Any system that gives control of the State into the hands of one man or a group of men hardly matters what you call it.

If its called Communism, Fascism, Nazism or Royalty.
When people refuse to govern themselves, they empower the State.
America began giving up self government with the unconstitutional 16th Amendment that handed to private businessmen the control over the economy and the value of money.
Leaving the Foundations of the US Constitution this power was given to Congress only.

This caused the beginning of the partnership of business and government that brings about fascism, as we now have in America.

Financial fascism with all aspects of business controlled by huge corporations that select our politicians and laws.

Could never have happened without the "passage" of the 16th Amendment.

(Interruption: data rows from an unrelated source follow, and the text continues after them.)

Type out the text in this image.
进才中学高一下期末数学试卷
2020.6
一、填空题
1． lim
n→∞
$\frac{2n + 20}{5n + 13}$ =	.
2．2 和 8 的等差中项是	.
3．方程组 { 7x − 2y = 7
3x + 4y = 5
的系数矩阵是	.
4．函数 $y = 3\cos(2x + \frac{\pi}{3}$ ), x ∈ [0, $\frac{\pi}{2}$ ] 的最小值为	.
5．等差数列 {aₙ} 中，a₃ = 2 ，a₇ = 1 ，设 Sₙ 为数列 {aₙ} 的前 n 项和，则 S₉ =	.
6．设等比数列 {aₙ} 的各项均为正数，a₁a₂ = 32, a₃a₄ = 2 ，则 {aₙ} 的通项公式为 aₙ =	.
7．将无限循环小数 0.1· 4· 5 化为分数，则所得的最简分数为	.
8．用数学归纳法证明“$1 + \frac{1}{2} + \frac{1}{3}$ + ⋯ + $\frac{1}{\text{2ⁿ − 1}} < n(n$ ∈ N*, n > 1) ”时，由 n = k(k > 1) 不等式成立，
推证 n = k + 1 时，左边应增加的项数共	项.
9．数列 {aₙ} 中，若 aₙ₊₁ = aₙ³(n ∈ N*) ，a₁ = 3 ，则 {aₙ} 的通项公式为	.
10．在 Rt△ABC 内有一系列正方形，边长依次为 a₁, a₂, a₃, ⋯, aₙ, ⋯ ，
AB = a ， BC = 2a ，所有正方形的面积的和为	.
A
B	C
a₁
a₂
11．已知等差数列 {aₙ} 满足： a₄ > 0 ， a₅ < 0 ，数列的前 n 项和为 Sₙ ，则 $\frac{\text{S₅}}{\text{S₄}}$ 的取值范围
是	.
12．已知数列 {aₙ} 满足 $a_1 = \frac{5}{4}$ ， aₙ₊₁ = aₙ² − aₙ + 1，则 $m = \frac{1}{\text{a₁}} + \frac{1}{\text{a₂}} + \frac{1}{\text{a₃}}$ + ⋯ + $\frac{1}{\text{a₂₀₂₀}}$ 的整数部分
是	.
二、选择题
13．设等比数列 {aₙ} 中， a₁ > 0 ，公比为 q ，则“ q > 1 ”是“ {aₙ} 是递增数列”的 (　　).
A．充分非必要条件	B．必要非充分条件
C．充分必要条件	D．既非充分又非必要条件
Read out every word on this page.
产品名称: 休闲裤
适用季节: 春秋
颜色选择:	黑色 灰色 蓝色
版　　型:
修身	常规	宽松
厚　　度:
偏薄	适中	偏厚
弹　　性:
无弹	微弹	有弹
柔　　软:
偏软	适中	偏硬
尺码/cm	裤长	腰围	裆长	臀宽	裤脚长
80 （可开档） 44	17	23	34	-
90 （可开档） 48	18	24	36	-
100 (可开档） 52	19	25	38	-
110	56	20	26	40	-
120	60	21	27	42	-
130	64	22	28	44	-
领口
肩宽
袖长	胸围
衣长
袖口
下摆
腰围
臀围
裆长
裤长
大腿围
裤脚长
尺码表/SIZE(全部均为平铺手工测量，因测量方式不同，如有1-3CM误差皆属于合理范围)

No way the government could have grown into the monstrosity it is today without the paper fiat money the private banking cartel owns and operates to their own riches.

Vindication!!!
I've been telling liberal co-workers for years that Fascism was a leftist idealogoy and they acted like I had a mental illness (hmmm..... didn't Stalin send those who didn't "think right" to mental institutions?)

Now I know what to get people for birthday and Christmas presents.

SaltyDog
To the extent the gov't is trying to determine the outcome, yes, we already have quite the facsist state. And it is everywhere, from dictating what we must do in order to drive (helmets, seat belts, no smoking in front of kids, etc.) to light bulbs or gallons in a flush, advocated and implemented by the great civil libertarian liberals - how's that for a horrible joke.

We've called it the nanny state so far (we have feminized fascism according to Goldberg) but it could take on a very radical and frightening character under a madam Hitlery DeFarge.

Benito was smarter than Marx
Marxist policy destroys incentive, slowly causing economic collapse because men tend to act in self interest. We make very poor bees. Fascism leaves intact mans tendency toward greed by leaving the means of production in private hands, thus leaving incentive intact. The problem with this approach is the loss of liberty.

The flaw in the slaw in this argument is the fascist trend originates only from the left. Our overseeing lords recently demanded what kind of autos can be sold in America. Micro-management of the auto industry is a fascist act. Passed by a liberal legislature and signed by a (so called) conservative president. Fascism anyone? It appears to me we are already there!